Donate to Remove ads

Got a credit card? use our Credit Card & Finance Calculators

Thanks to Wasron,jfgw,Rhyd6,eyeball08,Wondergirly, for Donating to support the site

Big disparity between "Size" and "Size on Disk"

Seek assistance with all types of tech. - computer, phone, TV, heating controls etc.
Julian
Lemon Quarter
Posts: 1389
Joined: November 4th, 2016, 9:58 am
Has thanked: 534 times
Been thanked: 677 times

Big disparity between "Size" and "Size on Disk"

#173800

Postby Julian » October 15th, 2018, 9:15 am

My new PC setup continues. I set up Microsoft's File History backup process last night to back upmy new PC's data drive to my new Linix (Raspbian) based NAS. File History finished making its initial backup copy overnight and I just looked at the dataset size as a sanity check to see if it went OK. Usually when I right click on a file or folder in Windows, either NTFS or ReFS, I see only minor disparities between what is displayed in the Properties/General tab for "Size" ("Size") and "Size on disk" ("SoD"). In this case however I see a big disparity.

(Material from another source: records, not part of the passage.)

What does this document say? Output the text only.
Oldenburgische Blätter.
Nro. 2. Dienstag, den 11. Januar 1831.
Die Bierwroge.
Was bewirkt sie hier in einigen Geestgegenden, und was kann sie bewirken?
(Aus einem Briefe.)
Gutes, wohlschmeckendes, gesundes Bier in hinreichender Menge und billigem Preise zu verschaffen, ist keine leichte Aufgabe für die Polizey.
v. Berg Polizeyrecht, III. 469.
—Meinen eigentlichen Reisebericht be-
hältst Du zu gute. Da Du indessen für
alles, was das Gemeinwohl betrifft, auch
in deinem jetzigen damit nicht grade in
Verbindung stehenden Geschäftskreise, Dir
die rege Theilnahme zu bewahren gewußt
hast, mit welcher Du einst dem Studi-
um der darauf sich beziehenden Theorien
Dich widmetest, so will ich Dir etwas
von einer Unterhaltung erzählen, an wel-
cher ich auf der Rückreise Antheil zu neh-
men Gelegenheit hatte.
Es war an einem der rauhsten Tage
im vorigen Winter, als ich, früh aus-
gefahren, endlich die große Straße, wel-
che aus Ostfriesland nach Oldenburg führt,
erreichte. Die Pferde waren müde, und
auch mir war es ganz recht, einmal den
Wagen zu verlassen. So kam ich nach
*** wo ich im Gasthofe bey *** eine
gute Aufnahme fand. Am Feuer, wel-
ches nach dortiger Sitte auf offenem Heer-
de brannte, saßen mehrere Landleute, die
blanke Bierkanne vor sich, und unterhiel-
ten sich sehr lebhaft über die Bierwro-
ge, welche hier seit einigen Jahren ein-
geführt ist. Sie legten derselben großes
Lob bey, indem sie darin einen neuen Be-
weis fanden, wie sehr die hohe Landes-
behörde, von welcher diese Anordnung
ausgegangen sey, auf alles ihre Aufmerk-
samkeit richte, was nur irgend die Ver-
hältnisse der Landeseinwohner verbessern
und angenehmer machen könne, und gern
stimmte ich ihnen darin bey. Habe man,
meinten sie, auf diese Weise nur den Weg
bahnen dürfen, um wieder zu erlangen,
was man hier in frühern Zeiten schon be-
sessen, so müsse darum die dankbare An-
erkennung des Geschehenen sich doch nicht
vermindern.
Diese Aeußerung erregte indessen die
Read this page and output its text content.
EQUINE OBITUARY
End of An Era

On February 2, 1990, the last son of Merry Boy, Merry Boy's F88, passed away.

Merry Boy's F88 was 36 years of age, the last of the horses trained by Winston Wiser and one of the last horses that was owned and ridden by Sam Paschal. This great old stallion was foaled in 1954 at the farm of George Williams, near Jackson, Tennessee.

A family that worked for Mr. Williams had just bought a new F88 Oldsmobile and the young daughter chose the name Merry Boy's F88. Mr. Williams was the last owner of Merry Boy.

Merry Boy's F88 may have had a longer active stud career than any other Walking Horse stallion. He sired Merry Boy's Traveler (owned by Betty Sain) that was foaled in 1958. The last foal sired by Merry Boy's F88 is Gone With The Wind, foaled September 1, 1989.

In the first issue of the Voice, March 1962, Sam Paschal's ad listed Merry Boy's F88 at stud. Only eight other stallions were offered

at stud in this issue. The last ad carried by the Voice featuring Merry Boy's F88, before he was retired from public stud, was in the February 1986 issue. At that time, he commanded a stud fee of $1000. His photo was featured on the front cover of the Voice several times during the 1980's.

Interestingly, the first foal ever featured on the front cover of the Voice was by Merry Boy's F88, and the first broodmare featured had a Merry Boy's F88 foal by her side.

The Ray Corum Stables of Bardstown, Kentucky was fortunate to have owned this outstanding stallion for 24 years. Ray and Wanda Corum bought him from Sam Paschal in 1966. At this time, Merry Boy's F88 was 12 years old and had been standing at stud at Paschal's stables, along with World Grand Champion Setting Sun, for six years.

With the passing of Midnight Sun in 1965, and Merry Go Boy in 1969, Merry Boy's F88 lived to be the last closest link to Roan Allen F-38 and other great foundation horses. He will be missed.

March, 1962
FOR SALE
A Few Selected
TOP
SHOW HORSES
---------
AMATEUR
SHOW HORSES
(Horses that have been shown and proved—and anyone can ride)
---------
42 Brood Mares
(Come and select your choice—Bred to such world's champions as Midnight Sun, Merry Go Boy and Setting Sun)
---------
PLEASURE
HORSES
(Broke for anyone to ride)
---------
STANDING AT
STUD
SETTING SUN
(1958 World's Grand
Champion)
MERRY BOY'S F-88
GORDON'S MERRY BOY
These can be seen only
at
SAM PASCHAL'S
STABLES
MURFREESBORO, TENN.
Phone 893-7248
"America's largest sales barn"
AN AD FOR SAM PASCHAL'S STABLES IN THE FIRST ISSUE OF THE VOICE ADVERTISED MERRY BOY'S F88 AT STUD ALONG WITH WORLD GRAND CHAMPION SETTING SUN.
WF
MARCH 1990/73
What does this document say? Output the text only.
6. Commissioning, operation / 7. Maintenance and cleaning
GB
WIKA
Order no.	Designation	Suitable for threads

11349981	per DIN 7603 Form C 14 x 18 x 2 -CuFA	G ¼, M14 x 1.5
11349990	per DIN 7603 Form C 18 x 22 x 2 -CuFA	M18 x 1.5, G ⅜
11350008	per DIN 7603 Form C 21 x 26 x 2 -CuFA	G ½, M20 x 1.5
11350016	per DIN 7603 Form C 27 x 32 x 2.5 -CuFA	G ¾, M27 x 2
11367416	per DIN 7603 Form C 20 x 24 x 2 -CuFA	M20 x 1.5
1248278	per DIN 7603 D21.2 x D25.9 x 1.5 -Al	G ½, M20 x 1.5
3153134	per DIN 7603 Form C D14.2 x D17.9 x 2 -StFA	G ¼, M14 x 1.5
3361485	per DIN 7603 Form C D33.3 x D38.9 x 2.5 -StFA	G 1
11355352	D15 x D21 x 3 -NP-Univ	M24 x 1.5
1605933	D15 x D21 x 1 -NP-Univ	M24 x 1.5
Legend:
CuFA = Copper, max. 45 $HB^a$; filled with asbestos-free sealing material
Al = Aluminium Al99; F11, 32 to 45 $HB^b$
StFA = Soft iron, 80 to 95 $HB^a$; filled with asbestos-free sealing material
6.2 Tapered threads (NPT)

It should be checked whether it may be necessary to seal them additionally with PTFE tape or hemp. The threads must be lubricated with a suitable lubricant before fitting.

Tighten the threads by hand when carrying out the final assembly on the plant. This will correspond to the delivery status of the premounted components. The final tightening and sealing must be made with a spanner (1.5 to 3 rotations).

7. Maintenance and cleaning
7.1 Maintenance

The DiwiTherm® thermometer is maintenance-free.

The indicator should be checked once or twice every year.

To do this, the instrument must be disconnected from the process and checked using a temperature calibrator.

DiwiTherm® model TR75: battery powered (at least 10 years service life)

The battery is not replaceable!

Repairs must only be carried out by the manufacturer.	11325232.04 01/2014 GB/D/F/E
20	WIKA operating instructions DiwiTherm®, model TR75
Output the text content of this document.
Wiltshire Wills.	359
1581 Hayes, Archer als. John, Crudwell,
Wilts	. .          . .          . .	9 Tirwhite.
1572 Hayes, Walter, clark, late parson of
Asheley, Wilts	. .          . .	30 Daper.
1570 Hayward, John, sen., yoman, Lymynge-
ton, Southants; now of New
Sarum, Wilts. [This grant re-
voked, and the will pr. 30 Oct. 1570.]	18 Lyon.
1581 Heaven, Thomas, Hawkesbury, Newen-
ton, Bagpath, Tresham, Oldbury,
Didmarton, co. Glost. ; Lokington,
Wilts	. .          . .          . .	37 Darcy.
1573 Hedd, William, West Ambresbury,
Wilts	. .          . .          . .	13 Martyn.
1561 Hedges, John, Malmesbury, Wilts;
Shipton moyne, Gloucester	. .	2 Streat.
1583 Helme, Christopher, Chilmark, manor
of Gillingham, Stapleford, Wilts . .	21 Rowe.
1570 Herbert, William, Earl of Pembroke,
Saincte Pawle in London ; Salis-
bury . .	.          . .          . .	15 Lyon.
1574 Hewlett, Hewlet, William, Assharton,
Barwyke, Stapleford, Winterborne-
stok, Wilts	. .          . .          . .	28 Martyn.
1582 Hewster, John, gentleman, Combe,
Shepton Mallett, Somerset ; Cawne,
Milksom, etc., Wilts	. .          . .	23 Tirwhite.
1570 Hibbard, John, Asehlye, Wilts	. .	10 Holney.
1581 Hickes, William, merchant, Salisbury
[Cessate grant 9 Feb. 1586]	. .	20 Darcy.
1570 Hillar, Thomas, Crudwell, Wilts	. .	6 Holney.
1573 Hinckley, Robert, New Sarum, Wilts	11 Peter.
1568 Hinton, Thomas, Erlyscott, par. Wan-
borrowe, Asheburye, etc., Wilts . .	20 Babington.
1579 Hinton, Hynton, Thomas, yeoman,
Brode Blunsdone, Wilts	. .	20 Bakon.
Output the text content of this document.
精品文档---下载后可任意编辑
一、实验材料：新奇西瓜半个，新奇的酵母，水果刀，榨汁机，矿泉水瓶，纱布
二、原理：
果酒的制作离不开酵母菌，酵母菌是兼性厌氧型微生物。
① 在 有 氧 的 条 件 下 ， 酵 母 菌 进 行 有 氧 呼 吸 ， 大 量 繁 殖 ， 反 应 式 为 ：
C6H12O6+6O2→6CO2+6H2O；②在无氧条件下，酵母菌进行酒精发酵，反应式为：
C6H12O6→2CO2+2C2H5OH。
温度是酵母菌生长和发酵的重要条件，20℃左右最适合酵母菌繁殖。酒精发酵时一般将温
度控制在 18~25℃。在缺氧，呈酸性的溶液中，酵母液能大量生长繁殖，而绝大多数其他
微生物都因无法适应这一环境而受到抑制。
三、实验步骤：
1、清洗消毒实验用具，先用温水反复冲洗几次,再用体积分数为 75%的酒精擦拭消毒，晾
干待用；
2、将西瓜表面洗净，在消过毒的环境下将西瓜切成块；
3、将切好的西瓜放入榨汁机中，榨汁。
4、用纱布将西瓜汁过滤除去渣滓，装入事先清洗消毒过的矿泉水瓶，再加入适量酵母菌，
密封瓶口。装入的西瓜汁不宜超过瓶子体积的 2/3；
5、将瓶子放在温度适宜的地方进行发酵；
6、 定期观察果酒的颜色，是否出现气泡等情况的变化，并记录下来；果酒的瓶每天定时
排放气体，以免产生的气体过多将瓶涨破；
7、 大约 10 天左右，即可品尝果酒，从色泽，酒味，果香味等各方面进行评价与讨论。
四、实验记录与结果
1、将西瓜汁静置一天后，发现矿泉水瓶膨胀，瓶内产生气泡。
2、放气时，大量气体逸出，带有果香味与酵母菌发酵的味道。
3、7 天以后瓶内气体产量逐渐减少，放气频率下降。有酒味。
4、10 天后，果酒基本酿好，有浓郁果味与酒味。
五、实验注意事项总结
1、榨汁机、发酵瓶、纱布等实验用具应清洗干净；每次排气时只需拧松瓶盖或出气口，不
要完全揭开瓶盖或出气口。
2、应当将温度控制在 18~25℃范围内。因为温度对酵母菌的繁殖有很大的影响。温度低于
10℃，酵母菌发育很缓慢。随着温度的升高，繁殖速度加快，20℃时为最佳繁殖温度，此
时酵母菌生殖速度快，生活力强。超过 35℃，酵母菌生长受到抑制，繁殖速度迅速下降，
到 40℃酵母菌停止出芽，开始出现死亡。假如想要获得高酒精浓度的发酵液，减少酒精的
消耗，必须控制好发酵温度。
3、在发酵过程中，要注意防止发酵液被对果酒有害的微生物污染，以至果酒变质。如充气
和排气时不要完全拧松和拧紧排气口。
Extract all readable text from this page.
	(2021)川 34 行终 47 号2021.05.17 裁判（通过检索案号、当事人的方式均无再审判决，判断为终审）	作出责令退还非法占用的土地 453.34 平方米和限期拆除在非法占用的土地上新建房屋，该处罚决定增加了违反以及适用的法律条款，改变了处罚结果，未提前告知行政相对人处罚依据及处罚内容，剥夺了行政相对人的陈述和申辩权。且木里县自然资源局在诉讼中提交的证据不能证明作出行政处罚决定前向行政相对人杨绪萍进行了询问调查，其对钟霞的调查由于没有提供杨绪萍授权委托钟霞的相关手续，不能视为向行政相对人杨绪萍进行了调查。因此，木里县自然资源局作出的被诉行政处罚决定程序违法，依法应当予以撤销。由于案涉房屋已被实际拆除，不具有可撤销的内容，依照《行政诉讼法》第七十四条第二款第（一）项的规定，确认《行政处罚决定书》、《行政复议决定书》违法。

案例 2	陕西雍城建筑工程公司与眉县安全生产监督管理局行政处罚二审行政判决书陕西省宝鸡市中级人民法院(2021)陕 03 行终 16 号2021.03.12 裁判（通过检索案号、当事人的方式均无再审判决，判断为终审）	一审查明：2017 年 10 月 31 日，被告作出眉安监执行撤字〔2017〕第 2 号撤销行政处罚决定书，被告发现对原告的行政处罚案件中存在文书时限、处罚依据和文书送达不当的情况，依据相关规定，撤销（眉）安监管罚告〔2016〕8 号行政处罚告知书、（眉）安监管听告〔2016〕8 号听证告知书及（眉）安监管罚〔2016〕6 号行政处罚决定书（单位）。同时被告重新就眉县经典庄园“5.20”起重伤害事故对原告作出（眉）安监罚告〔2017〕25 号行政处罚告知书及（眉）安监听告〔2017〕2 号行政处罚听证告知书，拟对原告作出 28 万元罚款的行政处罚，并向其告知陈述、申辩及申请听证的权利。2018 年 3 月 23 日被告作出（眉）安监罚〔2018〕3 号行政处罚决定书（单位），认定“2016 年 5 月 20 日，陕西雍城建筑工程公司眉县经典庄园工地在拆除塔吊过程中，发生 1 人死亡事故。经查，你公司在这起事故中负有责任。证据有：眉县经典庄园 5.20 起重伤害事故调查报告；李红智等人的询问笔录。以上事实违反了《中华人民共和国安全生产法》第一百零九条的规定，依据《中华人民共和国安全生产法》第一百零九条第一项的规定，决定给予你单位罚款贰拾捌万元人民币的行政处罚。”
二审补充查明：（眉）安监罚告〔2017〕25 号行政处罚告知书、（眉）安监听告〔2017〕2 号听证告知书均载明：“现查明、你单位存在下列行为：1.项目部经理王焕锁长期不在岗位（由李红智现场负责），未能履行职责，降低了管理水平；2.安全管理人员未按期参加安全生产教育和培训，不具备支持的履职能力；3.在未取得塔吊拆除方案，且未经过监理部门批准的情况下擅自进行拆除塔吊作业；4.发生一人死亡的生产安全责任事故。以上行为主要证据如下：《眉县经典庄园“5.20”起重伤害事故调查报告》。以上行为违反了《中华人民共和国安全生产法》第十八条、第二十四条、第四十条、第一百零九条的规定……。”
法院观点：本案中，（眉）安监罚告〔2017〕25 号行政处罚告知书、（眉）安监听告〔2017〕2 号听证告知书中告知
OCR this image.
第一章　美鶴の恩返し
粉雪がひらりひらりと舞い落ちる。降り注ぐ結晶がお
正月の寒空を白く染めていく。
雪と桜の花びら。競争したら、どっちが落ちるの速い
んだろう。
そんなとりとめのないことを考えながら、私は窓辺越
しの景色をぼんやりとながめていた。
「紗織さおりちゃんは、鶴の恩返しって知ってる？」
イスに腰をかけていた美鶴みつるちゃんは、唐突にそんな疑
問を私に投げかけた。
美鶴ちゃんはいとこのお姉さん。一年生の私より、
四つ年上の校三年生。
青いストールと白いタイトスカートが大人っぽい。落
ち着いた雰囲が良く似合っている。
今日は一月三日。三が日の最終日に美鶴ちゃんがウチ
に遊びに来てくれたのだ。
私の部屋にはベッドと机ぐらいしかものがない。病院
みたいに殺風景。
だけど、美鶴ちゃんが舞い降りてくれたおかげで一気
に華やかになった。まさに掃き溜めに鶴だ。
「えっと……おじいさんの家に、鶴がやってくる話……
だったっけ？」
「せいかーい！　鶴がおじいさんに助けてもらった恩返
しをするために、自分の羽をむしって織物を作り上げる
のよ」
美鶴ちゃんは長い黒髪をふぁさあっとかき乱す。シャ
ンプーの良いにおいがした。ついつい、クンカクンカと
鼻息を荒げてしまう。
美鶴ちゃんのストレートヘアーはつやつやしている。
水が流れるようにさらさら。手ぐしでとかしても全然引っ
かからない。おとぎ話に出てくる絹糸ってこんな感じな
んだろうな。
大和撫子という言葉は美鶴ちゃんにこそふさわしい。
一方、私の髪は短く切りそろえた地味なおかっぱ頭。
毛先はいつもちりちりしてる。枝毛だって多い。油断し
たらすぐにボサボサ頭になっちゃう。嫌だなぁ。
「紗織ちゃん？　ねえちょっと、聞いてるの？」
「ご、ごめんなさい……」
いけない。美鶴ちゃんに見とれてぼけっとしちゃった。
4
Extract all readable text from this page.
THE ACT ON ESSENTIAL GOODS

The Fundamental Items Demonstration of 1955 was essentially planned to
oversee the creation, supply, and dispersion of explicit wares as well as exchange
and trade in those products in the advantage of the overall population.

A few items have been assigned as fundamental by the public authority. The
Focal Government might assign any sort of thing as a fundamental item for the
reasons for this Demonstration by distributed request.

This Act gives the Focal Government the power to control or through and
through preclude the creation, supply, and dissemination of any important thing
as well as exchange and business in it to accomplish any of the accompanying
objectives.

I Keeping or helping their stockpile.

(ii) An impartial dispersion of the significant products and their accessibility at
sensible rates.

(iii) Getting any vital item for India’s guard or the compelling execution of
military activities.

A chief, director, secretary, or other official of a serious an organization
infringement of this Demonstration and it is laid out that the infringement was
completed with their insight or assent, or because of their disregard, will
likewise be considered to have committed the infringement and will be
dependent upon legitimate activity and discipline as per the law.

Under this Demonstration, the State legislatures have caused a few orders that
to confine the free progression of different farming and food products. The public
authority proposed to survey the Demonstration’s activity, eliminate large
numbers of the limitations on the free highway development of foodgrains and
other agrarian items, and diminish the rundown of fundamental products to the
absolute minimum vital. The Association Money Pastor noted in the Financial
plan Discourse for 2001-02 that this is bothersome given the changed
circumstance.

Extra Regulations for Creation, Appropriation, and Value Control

Looking at the the MS File History save directory on the NAS from my Windows 10 PC if I right-click to get the properties I see a Size of 32.7 GB and a SoD of 59.9 GB. For comparison, if I look at the size of my local D: data drive (by selecting all the top-level directories in D:\ and pulling up the right-click properties pane) I see a Size of 31.2 GB and a SoD of 31.3 GB which is the sort of Size/SoD disparity that I would expect due to block sizes. (BTW - I'm not expecting the Size figures on my NAS and PC folders to be exactly the same because File History is also set to copy just a few extra folders from my PC's C: drive as well as all of my D: drive.)

My Windows D: drive is a ReFS file system (actually a Storage Spaces two-way-mirrored Storage Pool) with cluster size 4K and my target NAS file system is a mdadm RAID1 array formatted as Ext4 with 4K block size and advertised over my local wired LAN as a Samba share. If I do a 'du -sh' on the Linux system it returns "33G".

This isn't really an issue for me, I have tons of space on my NAS drive and doing the 'du' on the Linux system seems to indicate that the SoD value displayed in Windows is simply wrong but I'm curious and would like to know if anyone has an explanation. I'm guessing it's just some bug/glitch/weirdness in the Linux Samba/Win10 implementation and I'll probably never look at this info again so can easily ignore it but this is a brand new PC build so now is a good time to try and understand any anomalies in my new setup just to understand what's what with my new setup.

Any ideas?

P.S. - A big thanks to the site owners here. I've been doing what I always do and keeping a step-by-step log book of all the installation procedures done to set up my new PC, settings changes, what third party software is installed and from where, etc. (I think the logbook thing is a legacy of the summers I spent as a teenager doing part time computer operator jobs at big ICL and Honeywell mainframe sites.) I keep the logbook in a note in Evernote and it's been driving me mad that in Evernote every time I type "D:" it changes it to :smile: and a bit of googling seems to indicate that the behaviour can't be turned off. Thank goodness that doesn't happen here because it is seriously annoying! (The workaround is to type D<space>: and then come back later and delete the spaces so it's obviously just an input-time thing.)

- Julian

gryffron
Lemon Quarter
Posts: 3640
Joined: November 4th, 2016, 10:00 am
Has thanked: 557 times
Been thanked: 1616 times

Re: Big disparity between "Size" and "Size on Disk"

#173810

Postby gryffron » October 15th, 2018, 9:50 am

For each individual file, Size-on-Disk is always rounded up to a complete number of clusters. In your case, a multiple of 4k. So even if you store a 1 byte file, it will still occupy 4k. If you store a 5k file, it will occupy 8k, the lowest multiple it can fit in. A 1,000,001 byte file would occupy 1,004,000[*]. The maximum possible discrepancy between size and size-on-disk is always 4k(-1), regardless of the size of the file.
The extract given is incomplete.